I was walking buy a watch store and saw this in the window. I loved the case design, the cream dial, and the spiral telemeter. Apparently it was new old stock. They were trying to clear it out for new inventory so I got it for about 1/2 retail list price. I wasn't planning on buying a new watch but I had to have it. Does anyone know what years it was produced? This is a photo I found on the web. I'll try and take some pics this weekend. It looks much better in person. Domed sapphire crystal, perfect size, great color....very unique.










They also had this one in stock. Also a great looking watch.


----------



## pbj204 (Oct 23, 2008)

*Re: Just bought this amazing Alpina!*


----------



## kaka23 (Aug 17, 2010)

*Re: Just bought this amazing Alpina!*

Nice watch.. Wear it in good health!


----------



## tomsimac (Jul 3, 2011)

*Re: Just bought this amazing Alpina!*

Tell us more
sadly just sold mine


----------



## pbj204 (Oct 23, 2008)

*Re: Just bought this amazing Alpina!*



tomsimac said:


> Tell us more
> sadly just sold mine


It looks like the original retail was around $2,700 to $2,800 according to various websites. I paid $1,500 which seems more than fair. Another great thing about the watch is the 22mm lugs. I don't think I've ever seen another 38mm watch with 22mm lugs. It works because of the cushion case. The chronograph feature works well and it looks like it runs a modified eta 2894 - a very good movement.

I found this quote about a limited edition DOXA watch, the SUB600 T-GRAPH

"However, the new T-Graph was a limited run of only 250 watches and was designed to be the new Doxa flagship, so in the end Doxa decided on the ETA 2894. This was a much more expensive movement than the Valjoux 7750 and also a higher grade mechanism. The ETA 2894 has 37 jewels, Incabloc shock protection, sweep seconds, date at 4 o'clock, automatic and runs at 28800 bph. This was ETA's newest, finest and highest-grade movement to date. It had been promoted in the major publications directed at the professional watchmakers and jewelers as a symbol of their watchmaking brilliance and is considered by many as one of the most reliable and accurate movements ever made."
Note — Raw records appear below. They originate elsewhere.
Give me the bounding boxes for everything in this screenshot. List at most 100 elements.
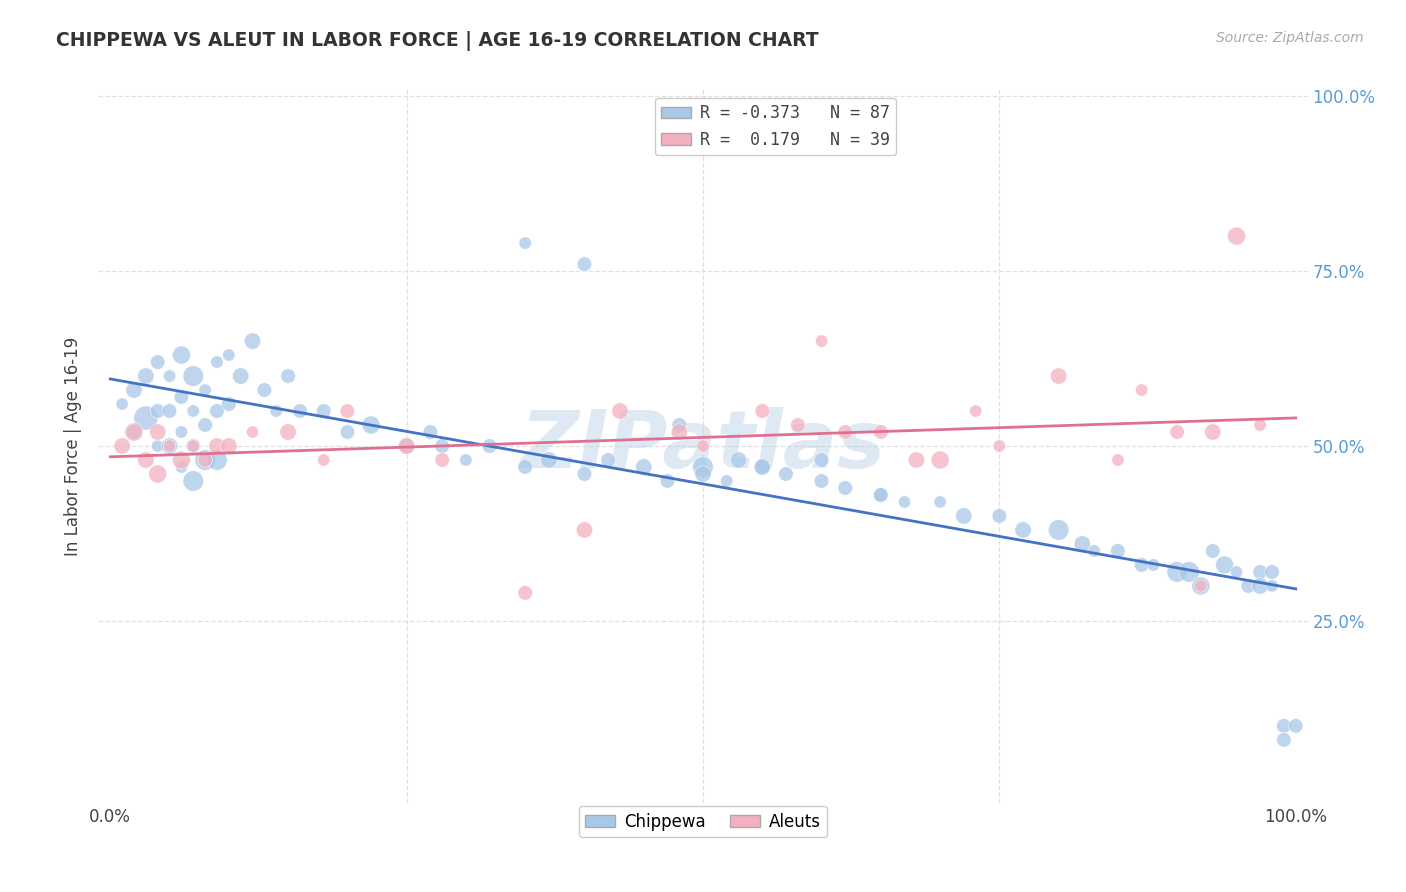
Point [146,355,169,369]
Point [810,334,832,348]
Point [1142,558,1164,572]
Point [1047,369,1070,384]
Point [170,460,193,475]
Point [905,453,928,467]
Point [1237,579,1260,593]
Point [834,425,856,439]
Text: ZIPatlas: ZIPatlas [520,407,886,485]
Point [1189,579,1212,593]
Point [515,460,537,475]
Point [111,397,134,411]
Point [336,404,359,418]
Point [253,383,276,397]
Point [657,474,679,488]
Point [194,453,217,467]
Point [1166,565,1188,579]
Point [1107,453,1129,467]
Point [727,453,749,467]
Legend: Chippewa, Aleuts: Chippewa, Aleuts [579,806,827,838]
Point [122,383,145,397]
Point [1202,425,1225,439]
Point [229,369,252,384]
Point [218,348,240,362]
Point [810,453,832,467]
Point [1285,719,1308,733]
Point [194,417,217,432]
Point [952,508,974,523]
Point [277,425,299,439]
Point [1178,565,1201,579]
Point [159,369,181,384]
Point [1107,544,1129,558]
Point [218,439,240,453]
Point [1130,558,1153,572]
Point [1202,544,1225,558]
Point [135,369,157,384]
Point [395,439,418,453]
Point [786,417,808,432]
Point [194,453,217,467]
Point [170,390,193,404]
Point [1225,229,1247,244]
Point [893,495,915,509]
Point [242,425,264,439]
Point [869,488,891,502]
Point [775,467,797,481]
Point [574,257,596,271]
Point [869,488,891,502]
Point [159,439,181,453]
Point [716,474,738,488]
Point [929,495,952,509]
Point [1213,558,1236,572]
Point [181,404,204,418]
Point [1225,565,1247,579]
Point [1261,565,1284,579]
Point [122,425,145,439]
Point [170,425,193,439]
Point [312,404,335,418]
Point [633,460,655,475]
Point [834,481,856,495]
Point [170,348,193,362]
Point [146,467,169,481]
Point [146,404,169,418]
Point [277,369,299,384]
Point [181,439,204,453]
Point [122,425,145,439]
Point [1272,732,1295,747]
Point [159,439,181,453]
Point [205,439,228,453]
Point [1012,523,1035,537]
Point [395,439,418,453]
Point [205,453,228,467]
Point [609,404,631,418]
Point [242,334,264,348]
Point [810,474,832,488]
Point [336,425,359,439]
Point [1249,579,1271,593]
Point [574,467,596,481]
Point [181,474,204,488]
Point [1071,537,1094,551]
Point [264,404,287,418]
Point [1166,425,1188,439]
Point [537,453,560,467]
Point [111,439,134,453]
Point [515,236,537,251]
Point [988,439,1011,453]
Text: Source: ZipAtlas.com: Source: ZipAtlas.com [1216,31,1364,45]
Point [574,523,596,537]
Point [1249,417,1271,432]
Point [135,411,157,425]
Point [218,397,240,411]
Point [159,404,181,418]
Point [692,460,714,475]
Point [194,383,217,397]
Point [1249,565,1271,579]
Point [146,425,169,439]
Point [751,404,773,418]
Point [205,355,228,369]
Point [515,586,537,600]
Point [988,508,1011,523]
Point [1261,579,1284,593]
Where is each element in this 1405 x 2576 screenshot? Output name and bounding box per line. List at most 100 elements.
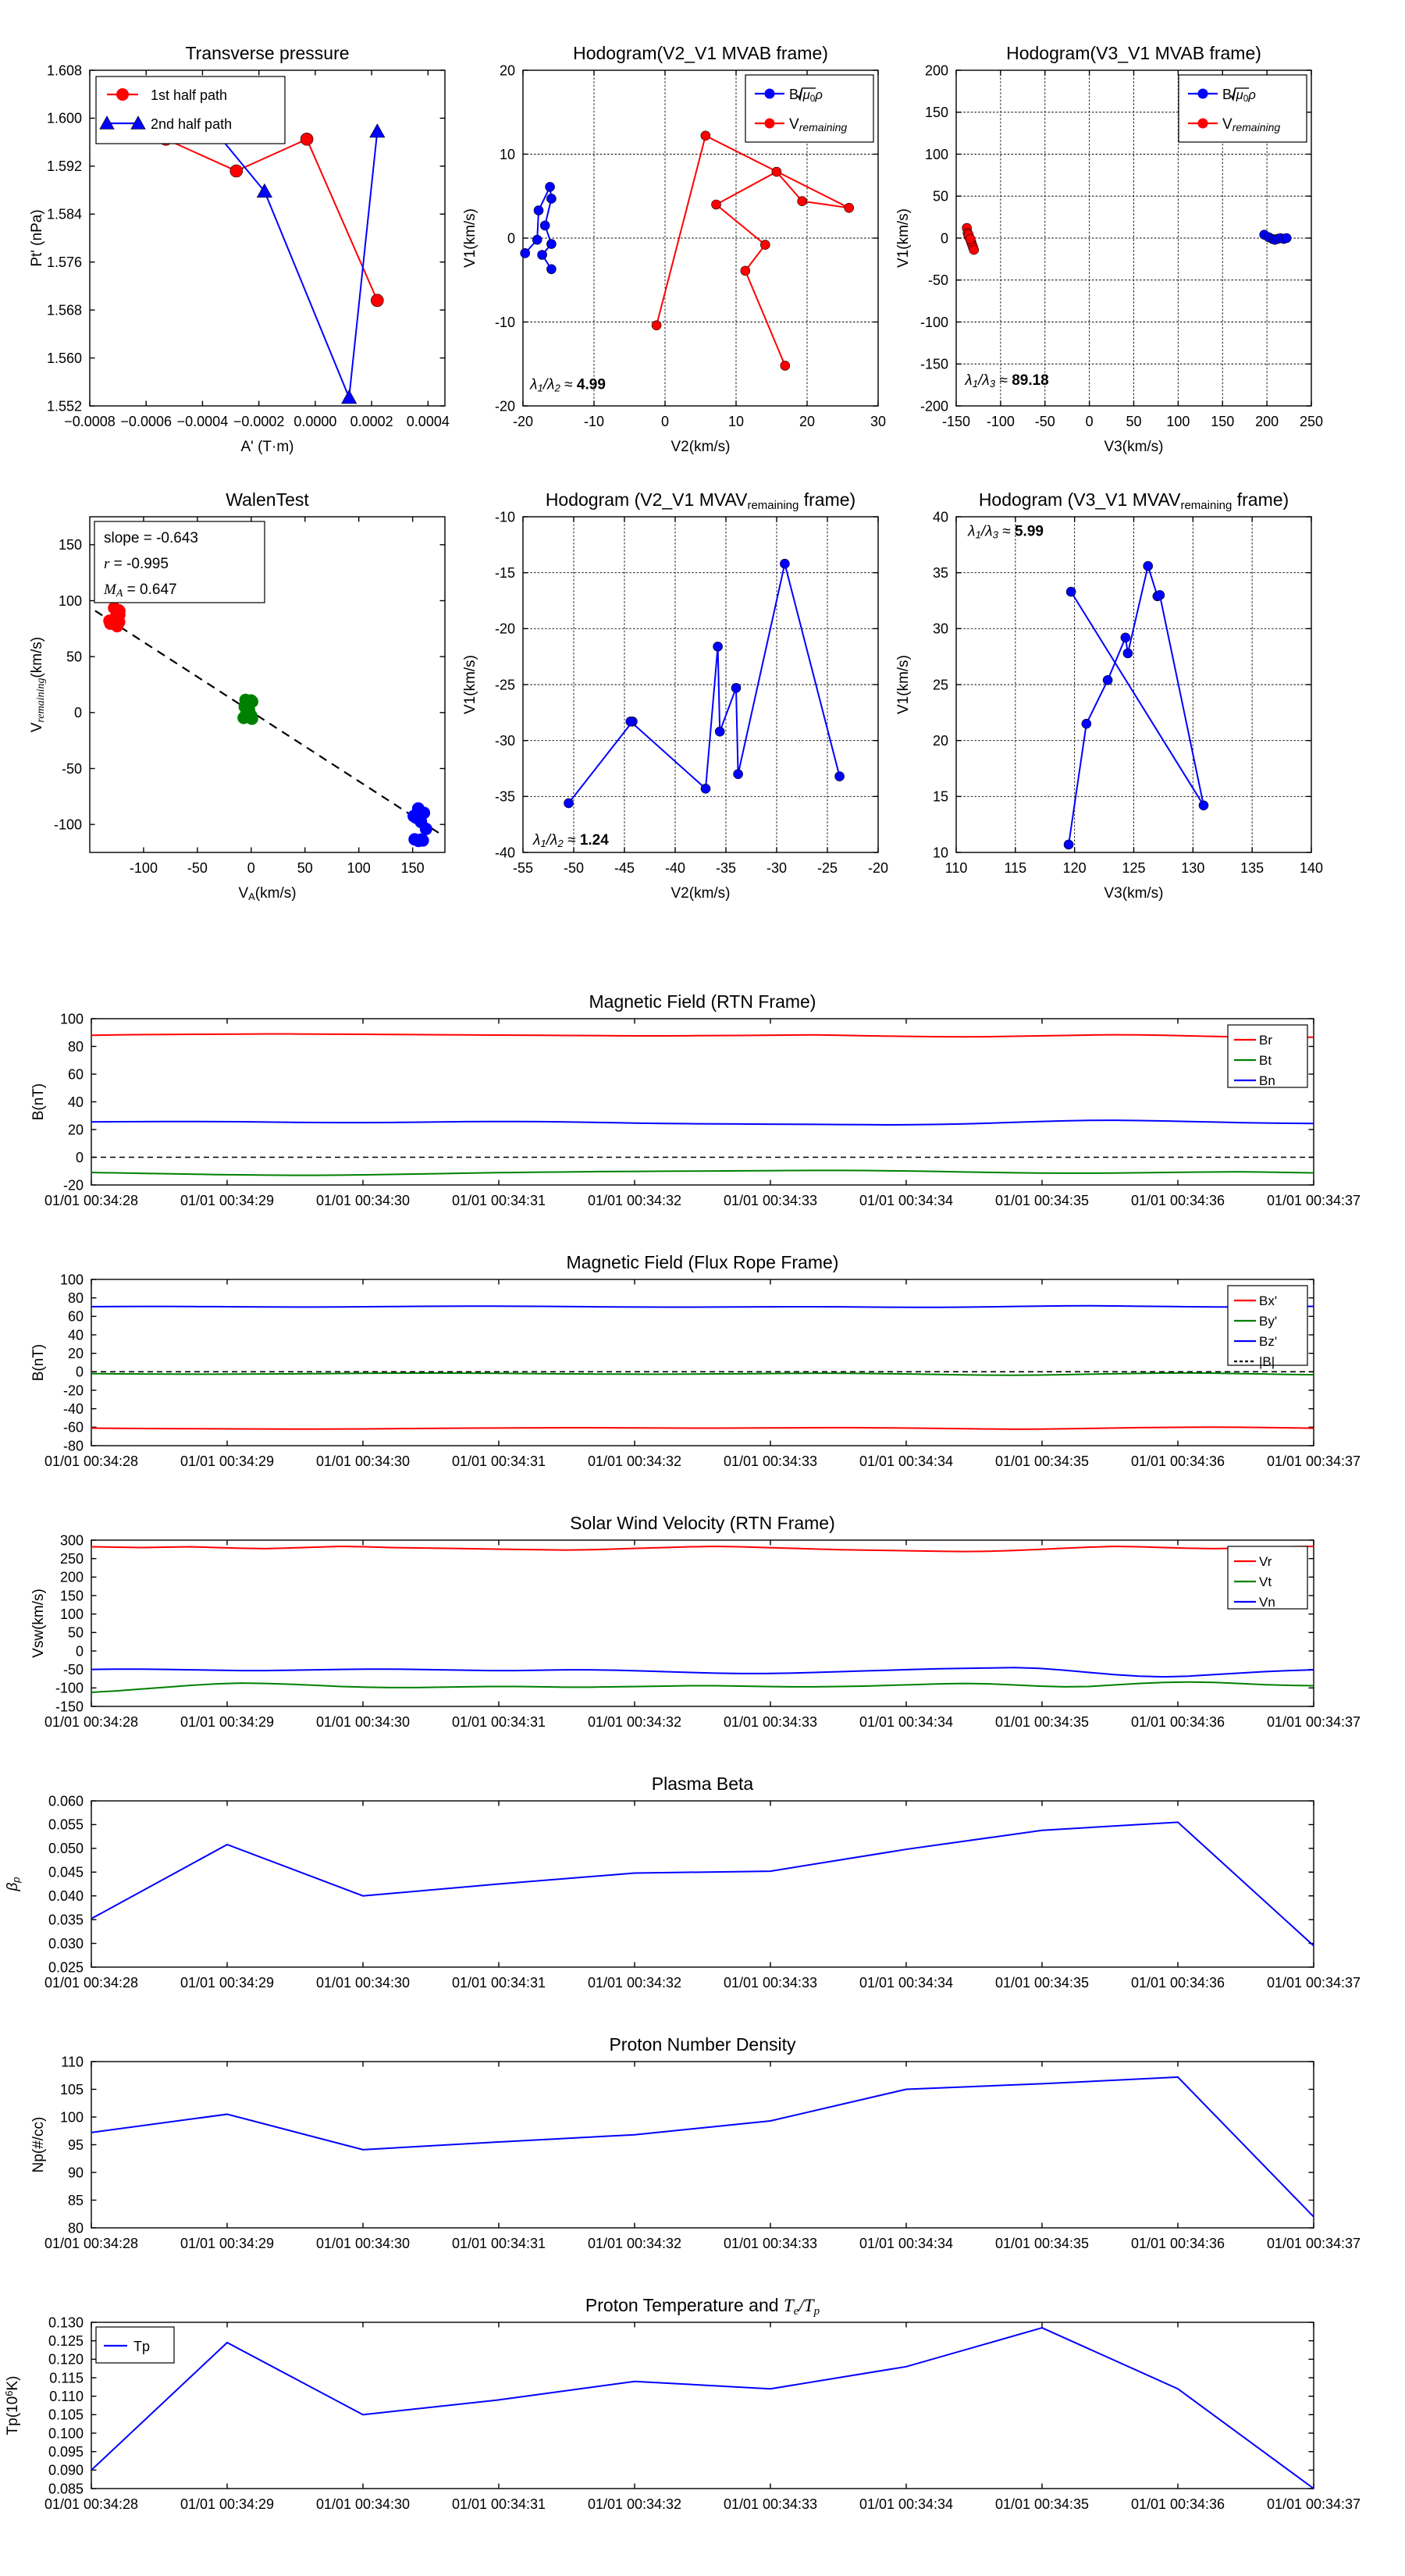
svg-text:0.045: 0.045 (48, 1865, 84, 1880)
svg-text:V1(km/s): V1(km/s) (895, 208, 912, 268)
svg-text:V2(km/s): V2(km/s) (671, 885, 731, 902)
svg-text:slope = -0.643: slope = -0.643 (104, 530, 198, 546)
svg-text:01/01 00:34:37: 01/01 00:34:37 (1267, 1453, 1361, 1469)
svg-text:-35: -35 (495, 789, 515, 805)
svg-text:100: 100 (59, 593, 82, 609)
svg-text:-50: -50 (187, 860, 208, 876)
svg-text:01/01 00:34:35: 01/01 00:34:35 (995, 2236, 1089, 2251)
svg-text:10: 10 (500, 147, 515, 162)
svg-text:A' (T·m): A' (T·m) (241, 439, 294, 455)
svg-text:80: 80 (68, 1039, 84, 1055)
svg-text:1st half path: 1st half path (151, 87, 227, 103)
svg-text:1.552: 1.552 (47, 398, 82, 414)
svg-text:20: 20 (933, 733, 948, 749)
svg-text:01/01 00:34:29: 01/01 00:34:29 (180, 1714, 274, 1730)
svg-text:0.030: 0.030 (48, 1936, 84, 1952)
svg-text:0.085: 0.085 (48, 2481, 84, 2496)
svg-text:−0.0006: −0.0006 (120, 414, 172, 429)
svg-text:01/01 00:34:34: 01/01 00:34:34 (859, 1193, 953, 1208)
svg-text:Tp: Tp (133, 2339, 150, 2354)
svg-text:01/01 00:34:37: 01/01 00:34:37 (1267, 1193, 1361, 1208)
svg-text:−0.0008: −0.0008 (64, 414, 116, 429)
svg-text:-30: -30 (767, 860, 787, 876)
svg-text:Magnetic Field (RTN Frame): Magnetic Field (RTN Frame) (589, 991, 816, 1012)
svg-text:01/01 00:34:30: 01/01 00:34:30 (316, 2236, 410, 2251)
svg-text:-100: -100 (54, 817, 82, 832)
svg-text:01/01 00:34:33: 01/01 00:34:33 (724, 1453, 817, 1469)
svg-text:01/01 00:34:28: 01/01 00:34:28 (44, 1714, 138, 1730)
svg-text:-50: -50 (62, 761, 82, 777)
svg-text:0: 0 (247, 860, 255, 876)
svg-text:150: 150 (401, 860, 425, 876)
svg-text:01/01 00:34:34: 01/01 00:34:34 (859, 1714, 953, 1730)
svg-text:01/01 00:34:35: 01/01 00:34:35 (995, 2496, 1089, 2512)
svg-text:01/01 00:34:28: 01/01 00:34:28 (44, 2496, 138, 2512)
svg-text:01/01 00:34:30: 01/01 00:34:30 (316, 1714, 410, 1730)
svg-text:10: 10 (728, 414, 744, 429)
svg-text:60: 60 (68, 1066, 84, 1082)
svg-text:01/01 00:34:37: 01/01 00:34:37 (1267, 2236, 1361, 2251)
svg-text:1.584: 1.584 (47, 207, 82, 222)
svg-text:01/01 00:34:36: 01/01 00:34:36 (1131, 2236, 1225, 2251)
svg-text:01/01 00:34:33: 01/01 00:34:33 (724, 1193, 817, 1208)
svg-text:-45: -45 (614, 860, 635, 876)
svg-text:1.576: 1.576 (47, 254, 82, 270)
svg-text:1.568: 1.568 (47, 302, 82, 318)
svg-text:B(nT): B(nT) (30, 1083, 47, 1121)
svg-text:0: 0 (74, 705, 82, 720)
svg-text:01/01 00:34:29: 01/01 00:34:29 (180, 1453, 274, 1469)
svg-text:40: 40 (68, 1327, 84, 1343)
svg-text:15: 15 (933, 789, 948, 805)
svg-text:25: 25 (933, 677, 948, 692)
svg-text:Vn: Vn (1259, 1595, 1275, 1610)
svg-text:V3(km/s): V3(km/s) (1104, 885, 1164, 902)
svg-text:-50: -50 (1035, 414, 1055, 429)
svg-text:01/01 00:34:31: 01/01 00:34:31 (452, 2236, 546, 2251)
svg-text:35: 35 (933, 565, 948, 581)
svg-text:150: 150 (925, 105, 948, 120)
svg-text:0: 0 (76, 1643, 84, 1659)
svg-text:100: 100 (60, 1011, 84, 1026)
svg-text:Bn: Bn (1259, 1073, 1275, 1088)
svg-text:01/01 00:34:35: 01/01 00:34:35 (995, 1193, 1089, 1208)
svg-text:30: 30 (933, 621, 948, 637)
svg-text:20: 20 (799, 414, 815, 429)
svg-text:01/01 00:34:36: 01/01 00:34:36 (1131, 1714, 1225, 1730)
svg-text:r = -0.995: r = -0.995 (104, 556, 169, 572)
svg-text:100: 100 (60, 2109, 84, 2125)
svg-text:V3(km/s): V3(km/s) (1104, 439, 1164, 455)
svg-text:-40: -40 (665, 860, 685, 876)
svg-text:105: 105 (60, 2082, 84, 2097)
svg-text:0.095: 0.095 (48, 2444, 84, 2460)
svg-text:−0.0004: −0.0004 (177, 414, 229, 429)
svg-text:01/01 00:34:35: 01/01 00:34:35 (995, 1714, 1089, 1730)
svg-text:01/01 00:34:29: 01/01 00:34:29 (180, 1975, 274, 1991)
svg-text:01/01 00:34:31: 01/01 00:34:31 (452, 1193, 546, 1208)
svg-text:01/01 00:34:29: 01/01 00:34:29 (180, 2236, 274, 2251)
svg-text:01/01 00:34:29: 01/01 00:34:29 (180, 1193, 274, 1208)
svg-text:Tp(106K): Tp(106K) (3, 2376, 21, 2435)
svg-text:40: 40 (933, 509, 948, 525)
svg-text:50: 50 (66, 649, 82, 664)
svg-text:1.608: 1.608 (47, 62, 82, 78)
svg-text:0: 0 (76, 1150, 84, 1165)
svg-text:Bx': Bx' (1259, 1293, 1277, 1308)
svg-text:-55: -55 (513, 860, 533, 876)
svg-text:0.0002: 0.0002 (350, 414, 393, 429)
svg-text:01/01 00:34:32: 01/01 00:34:32 (588, 1453, 681, 1469)
svg-text:95: 95 (68, 2137, 84, 2153)
svg-text:0.115: 0.115 (49, 2370, 84, 2386)
svg-text:20: 20 (68, 1122, 84, 1137)
svg-text:0.040: 0.040 (48, 1888, 84, 1904)
svg-text:Bt: Bt (1259, 1053, 1272, 1068)
svg-text:01/01 00:34:36: 01/01 00:34:36 (1131, 2496, 1225, 2512)
svg-text:50: 50 (297, 860, 313, 876)
svg-text:-30: -30 (495, 733, 515, 749)
svg-text:01/01 00:34:32: 01/01 00:34:32 (588, 1714, 681, 1730)
svg-text:200: 200 (60, 1570, 84, 1585)
svg-text:250: 250 (1300, 414, 1323, 429)
svg-text:20: 20 (68, 1346, 84, 1361)
svg-text:-20: -20 (495, 398, 515, 414)
svg-text:-20: -20 (63, 1177, 84, 1193)
svg-text:-150: -150 (920, 357, 948, 372)
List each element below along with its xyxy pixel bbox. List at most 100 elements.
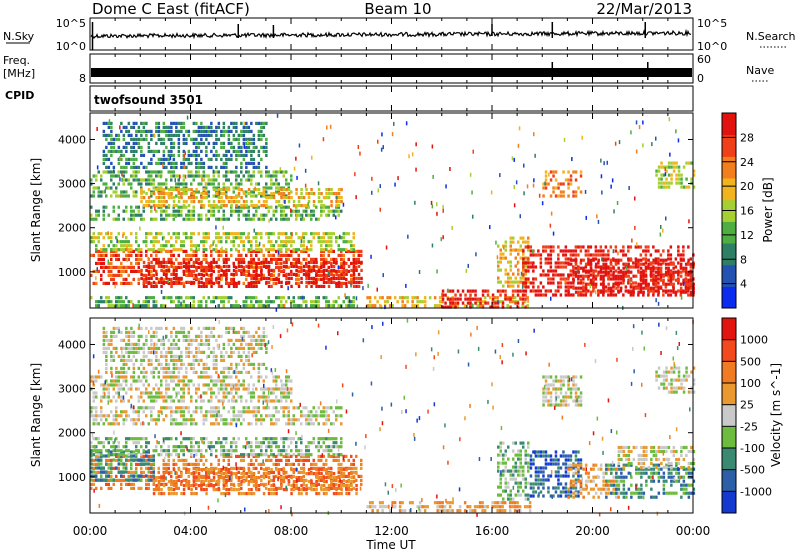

Most watches with that movement cost $4000+ so I'm very happy with what I paid. I love the hands on the watch. It's great that they kept most of the same look on the new Aviation Chronograph. I really love the look of the *AL-860SCP4S6.
*









Looks like you can also get that one for a bit more than what I paid. It's a more modern version. 44mm.


----------